Nas mães que amamentam, a liberação de ocitocina reduz a ansiedade e os níveis de cortisol, hormônio associado ao estresse, e aumenta a interação social, segundo uma pesquisa feita em 2018 em Leipzig, na Alemanha. Isso explica o estímulo à busca por grupos de apoio formados por outras mães –  o que ajuda a combater a famigerada solidão materna.

Bom para eles também

E as vantagens não ficam restritas à dupla mãe e filho. A participação do homem no pré-natal, na gravidez e no parto contribui para a liberação de ocitocina, promovendo o vínculo afetivo e estimulando áreas do cérebro responsáveis pelos cuidados primitivos com o bebê.
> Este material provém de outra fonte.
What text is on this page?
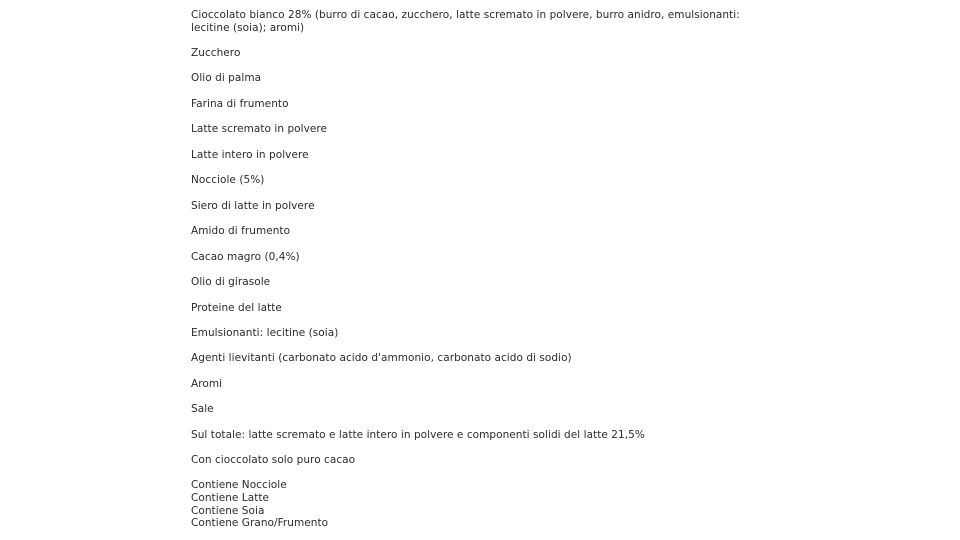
Cioccolato bianco 28% (burro di cacao, zucchero, latte scremato in polvere, burro anidro, emulsionanti: lecitine (soia); aromi)
Zucchero
Olio di palma
Farina di frumento
Latte scremato in polvere
Latte intero in polvere
Nocciole (5%)
Siero di latte in polvere
Amido di frumento
Cacao magro (0,4%)
Olio di girasole
Proteine del latte
Emulsionanti: lecitine (soia)
Agenti lievitanti (carbonato acido d'ammonio, carbonato acido di sodio)
Aromi
Sale
Sul totale: latte scremato e latte intero in polvere e componenti solidi del latte 21,5%
Con cioccolato solo puro cacao
Contiene Nocciole
Contiene Latte
Contiene Soia
Contiene Grano/Frumento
A influência do hormônio continua, ao longo da relação entre o homem e a criança. Estudos mais recentes, feitos na Universidade Livre de Amsterdã (Holanda), demostram que pais que brincam com seus filhos apresentam mais ocitocina. É uma via de mão dupla: quanto mais interação entre pai e filho, mais ocitocina é liberada no organismo deles. Por sua vez, esse aumento do hormônio estreita a relação e estimula a vontade de brincar mais.

Sendo assim, tanto para as mães que não liberam ocitocina no parto quanto para os pais que não passam por transformações no corpo, fica o recado: o hormônio é produzido ao longo da vida em diversos momentos e pode ser estimulado de várias formas, seja para criar laços com a mãe e o pai, seja para a primeira interação com o leite materno. Quanto mais temos, mais produzimos e liberamos. É amor que se multiplica.